Clinical trial supply and logistics: what has been and what’s to come.
Global market changes
The shift to high-value therapies for rare and orphan diseases in the drug development pipeline has arguably driven the biggest changes in the industry over recent decades.
These therapies mean that trials are invariably getting smaller, products more expensive and manufactured in lower volumes, and they often unique supply chain challenges.
To give a rudimentary example, trial sponsors would traditionally overstock product by about 20% on overage to allow for flexibility in enrolment, retention and supply demand and just throw a lot of product in the bin when it wasn’t used. Now we’re talking about cell-based and biologic therapies with $10,000+ vials so enrolment and forecasting has to be better and so does the supply chain.
The FDA is also trying to offer more flexibility and reduce the amount of time it takes to get rare and orphan disease products to market.
Contract services providers in turn have had to become faster and more agile in our response to study demands to create and adopt new approaches and technologies. Automating trial supply through Interactive Response Technology (IRT), creating genuine patient-centric trial practices and adopting more flexible supply chain processes like Just in Time (JIT) labeling are just a few of the things we’re doing to drive innovation and continue improving our services.
Interactive response technology (IRT) and automating trial supply
The proliferation and adoption of technology has had a huge impact on clinical trials. 20 years ago, data gathering was done manually, using a lot of paper, spreadsheets and time – the introduction of solutions such as interactive response technology (IRT) has radically changed that.
Computer-controlled supply systems can now automate drug dispensing and manage site inventories a practice is becoming more common. It reduces waste within the supply chain and gives companies a tighter handle on the amount of drug used – making significant savings long the way.
Looking ahead, the clinical trials consumables market is set to grow at 5% per year between 2017-2021, and this will coincide with further evolution as trial managers seek to further improve efficiencies in trial processes by automating clinical trial supply.
The complexity of clinical trials increases exponentially when conducted across multiple sites. An increasingly proactive approach to managing clinical trial ancillaries has become a key driver for cost-saving in trials, and continues the trend toward automation.
Patient centricity
At the other end of the supply chain, we see the rise of patient-centricity. Through the internet, patients are now able to draw on the increasing influence of patient groups to become more involved in all aspects of their treatment and in clinical trials.

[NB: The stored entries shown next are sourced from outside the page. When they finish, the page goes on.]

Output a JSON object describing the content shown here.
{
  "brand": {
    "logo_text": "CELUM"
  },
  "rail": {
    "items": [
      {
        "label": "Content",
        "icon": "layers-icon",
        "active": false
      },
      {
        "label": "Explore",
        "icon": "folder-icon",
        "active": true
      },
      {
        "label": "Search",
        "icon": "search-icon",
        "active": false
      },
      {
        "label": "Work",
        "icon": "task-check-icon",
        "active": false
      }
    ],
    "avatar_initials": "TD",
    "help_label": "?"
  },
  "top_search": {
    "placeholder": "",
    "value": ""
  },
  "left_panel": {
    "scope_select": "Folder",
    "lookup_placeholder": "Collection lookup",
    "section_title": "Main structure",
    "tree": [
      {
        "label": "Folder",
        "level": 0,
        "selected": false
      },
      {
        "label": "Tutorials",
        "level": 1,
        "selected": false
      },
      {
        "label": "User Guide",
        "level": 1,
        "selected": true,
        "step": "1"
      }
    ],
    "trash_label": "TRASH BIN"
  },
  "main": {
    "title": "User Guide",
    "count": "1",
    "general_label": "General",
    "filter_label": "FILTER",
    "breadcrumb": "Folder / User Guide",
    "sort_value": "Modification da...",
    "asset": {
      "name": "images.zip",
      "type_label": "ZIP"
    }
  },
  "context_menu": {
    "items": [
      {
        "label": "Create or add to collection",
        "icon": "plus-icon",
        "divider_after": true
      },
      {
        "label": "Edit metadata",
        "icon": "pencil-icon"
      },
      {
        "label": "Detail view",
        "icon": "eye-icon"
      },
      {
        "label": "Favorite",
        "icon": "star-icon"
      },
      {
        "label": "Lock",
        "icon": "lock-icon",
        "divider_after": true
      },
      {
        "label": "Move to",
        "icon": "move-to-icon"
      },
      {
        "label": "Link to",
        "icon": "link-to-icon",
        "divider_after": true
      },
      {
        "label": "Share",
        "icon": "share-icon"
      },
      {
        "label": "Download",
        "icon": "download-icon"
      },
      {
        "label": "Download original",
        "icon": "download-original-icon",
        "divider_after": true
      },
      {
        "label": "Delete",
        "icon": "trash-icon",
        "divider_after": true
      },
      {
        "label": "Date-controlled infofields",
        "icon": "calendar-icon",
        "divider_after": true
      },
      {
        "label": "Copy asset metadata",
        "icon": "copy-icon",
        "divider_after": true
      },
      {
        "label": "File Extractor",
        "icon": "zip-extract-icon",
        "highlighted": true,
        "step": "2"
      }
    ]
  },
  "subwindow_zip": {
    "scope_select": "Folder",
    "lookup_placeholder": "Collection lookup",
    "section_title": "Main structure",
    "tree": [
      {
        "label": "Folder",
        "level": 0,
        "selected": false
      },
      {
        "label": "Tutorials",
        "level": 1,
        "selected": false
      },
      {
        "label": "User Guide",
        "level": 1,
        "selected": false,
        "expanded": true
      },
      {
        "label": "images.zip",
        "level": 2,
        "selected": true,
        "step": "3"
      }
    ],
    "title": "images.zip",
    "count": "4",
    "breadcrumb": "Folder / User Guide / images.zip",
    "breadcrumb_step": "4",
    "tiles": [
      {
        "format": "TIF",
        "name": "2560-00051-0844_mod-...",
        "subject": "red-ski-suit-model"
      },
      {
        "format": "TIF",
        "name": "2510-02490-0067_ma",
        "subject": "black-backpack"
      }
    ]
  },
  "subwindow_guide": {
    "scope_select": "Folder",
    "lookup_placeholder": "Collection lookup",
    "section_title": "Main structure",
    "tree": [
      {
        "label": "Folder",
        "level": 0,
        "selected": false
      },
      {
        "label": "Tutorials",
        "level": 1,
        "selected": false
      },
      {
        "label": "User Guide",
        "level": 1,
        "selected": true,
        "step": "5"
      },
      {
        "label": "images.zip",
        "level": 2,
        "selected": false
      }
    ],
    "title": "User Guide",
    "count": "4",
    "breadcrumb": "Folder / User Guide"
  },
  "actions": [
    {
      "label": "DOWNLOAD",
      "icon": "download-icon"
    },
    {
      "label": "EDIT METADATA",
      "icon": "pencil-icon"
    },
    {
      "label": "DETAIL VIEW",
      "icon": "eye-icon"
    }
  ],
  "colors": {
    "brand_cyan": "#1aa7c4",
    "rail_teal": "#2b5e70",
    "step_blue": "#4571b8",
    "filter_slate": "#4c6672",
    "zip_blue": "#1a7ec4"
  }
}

They’re forming support groups to discuss their disease with other patients and to share available treatment options. These support groups will very often continue long after the trial has been concluded.
The concept of patient-centric clinical trials – where the participants are active collaborators in the trial – is nothing new. Pharma and Biotech companies are leveraging mobile platforms and messaging to drive patient recruitment for them trials and then also to keep patients on track during the trial. Continuing to promote patient centricity, finding new and innovative ways to engage and inform patients, will improve the trial outcome for sponsors.
However, truly patient-centric trial practice is now really taking a step forward.
This can offer cost savings, improve recruitment and support patient adherence as mobile apps remind them about appointments when to take drugs and even provide personalized guidance.
Virtual pharma and clinical trials
We’re seeing virtual pharma start-ups being used to supplement the R&D programs of large pharma. Virtual companies are supported up by private equity and venture capital in the early phases of discovery development and even phase I trial with large pharma often stepping in when there are positive early results.
Clinical contract partners have had to become more consultative in their approach to support these virtual companies that often have no experience in developing and delivering clinical trials.
The downsizing of R&D departments in big pharma has also contributed to a proliferation of consultants in our industry. These independent consultants are highly sought after by smaller virtual start-ups, for their experience, connections and knowledge.
The push for patient-centricity is also forcing change in the virtual space. ‘Virtual clinical trials’ where patients are managed remotely using digital platforms mandate for direct to patient (DTP) trials and this poses a challenge to logistics providers. It’s becoming more common for nurses to visit patients in their homes and for them to use technology (smartphones) to record diaries and perform check-ins (Skype). Increasingly patients use their own devices – such as smartphones – to keep detailed diaries of their trial participation.
If the industry wants to move towards virtual trials as standard then the use of wearable and mHealth technologies will need more widespread acceptance. In recognition of this demand, significant steps have been taken as legislators focus on tackling the current lack of regulatory guidance for their use.
In July 2017, the FDA’s Centre for Devices and Radiologic Health released its Digital Health Innovation Action Plan committing it to developing and implementing regulatory strategies and policies for digital health technologies. It follows from the European Commission’s Smart Wearables paper that discusses similar issues. It’s only a matter of time before they start to be used but a more thorough understanding of their use and value among sponsors is needed if their potential is to be realized.
This trend will only grow and CROs, CDMOs and the like must accelerate the development of partnerships with patient services providers to ensure they can offer the more comprehensive services required.